I stand as someone who, like a previous speaker, has been nominated as vice-convener of the cross-party group on the armed forces and veterans community and as the MSP for Moray, which I suspect has more Scottish veterans per head of population than any other part of the country, given the concentrated nature of the bases—RAF Lossiemouth and the Kinloss barracks, formerly RAF Kinross—and the size of the area.
Everyone who lives in Moray knows Scottish veterans. I have many friends who have served in the forces and we all know people who are either still serving in the forces or who have done so. Our veterans play a huge role in the community—they are an integral part of it. They help to underpin the local economy and they contribute to life in many other ways.
I welcome what the report says about the role that our veterans can play in plugging skills gaps. We should view our veterans as an enormous resource and we should help every man and woman who has served in the forces to fulfil their potential. The report refers to the fact that oil workers are being recruited as teachers. In Moray and elsewhere in north-east Scotland at the moment, there is a shortage of teachers. As highlighted in the report, I would like to see more done to attract veterans to retrain as teachers, which is one way in which they could help to plug some of the skills gaps in their local economy.
When we talk about Scottish veterans, we should also speak about their spouses and partners, who play a huge role in the local community. As Jackie Baillie said, if we give people the opportunity to work, train or develop their employability, it is a way of giving them self-worth and self-esteem and of allowing them to contribute to society and the economy and to lead productive lives. That is why this debate is so important.
Combat Stress was in the news today, talking about the deprivation experienced by many veterans. Scottish veterans are more likely to experience deprivation than veterans elsewhere in the United Kingdom. I am sure that Scottish ministers will want to look into that. Factors such as that vindicate the decision to create a Scottish veterans commissioner, who will address many of those issues. Parliament should take pride in that. On Combat Stress’s website, there is a long list of the difficulties that people can have in making the transition from military to civilian life. People can have work and relationship problems; they can feel numb and empty; they can feel suicidal; they might avoid people and places; and they might have panic attacks or feel isolated. That is why it is so important to support training and employment opportunities.
This month, Sacro is starting a veterans mentoring service in my constituency. Debi Weir, who has been employed by Sacro to run the project, sent me an email listing her new responsibilities. She says:
“The service is for military veterans who are currently in or are on the periphery of the criminal justice system. The service will work closely with the veteran to put an intensive support plan in place where strategies can be developed to cope with their specific needs. The aim of the service is to enable the service user to enjoy sustainable, independent living.”
There are many good projects out there. I am sure that the Scottish veterans commissioner will want to look at those in more detail in future and that ministers will want to learn more about projects such as the one in Jackie Baillie’s constituency, the one that I mentioned in my constituency and those in other members’ constituencies, so that we can help to encourage people to have productive lives and deal with the challenges that they face in making the transition from military to civilian life.

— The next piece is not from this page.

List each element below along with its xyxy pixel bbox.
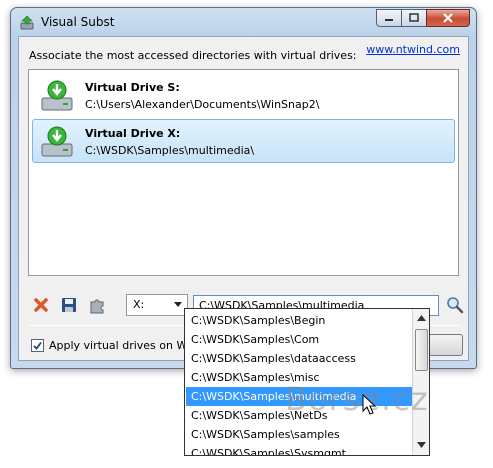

The veterans commissioner says in the foreword to his report:
“with the right leadership, attitudes and investment, we can do the very best by our veterans community. As its members come to be more fully recognised as valuable contributors to our society and economy, the benefits—for all of us—will be significant and worthwhile.”
That is a laudable aim that we all share. I hope that the minister will continue to do all that he can—it is also the responsibility of the UK Government to help and support Scottish veterans—to bring that vision to reality, and to help people to move on with their lives and contribute to society.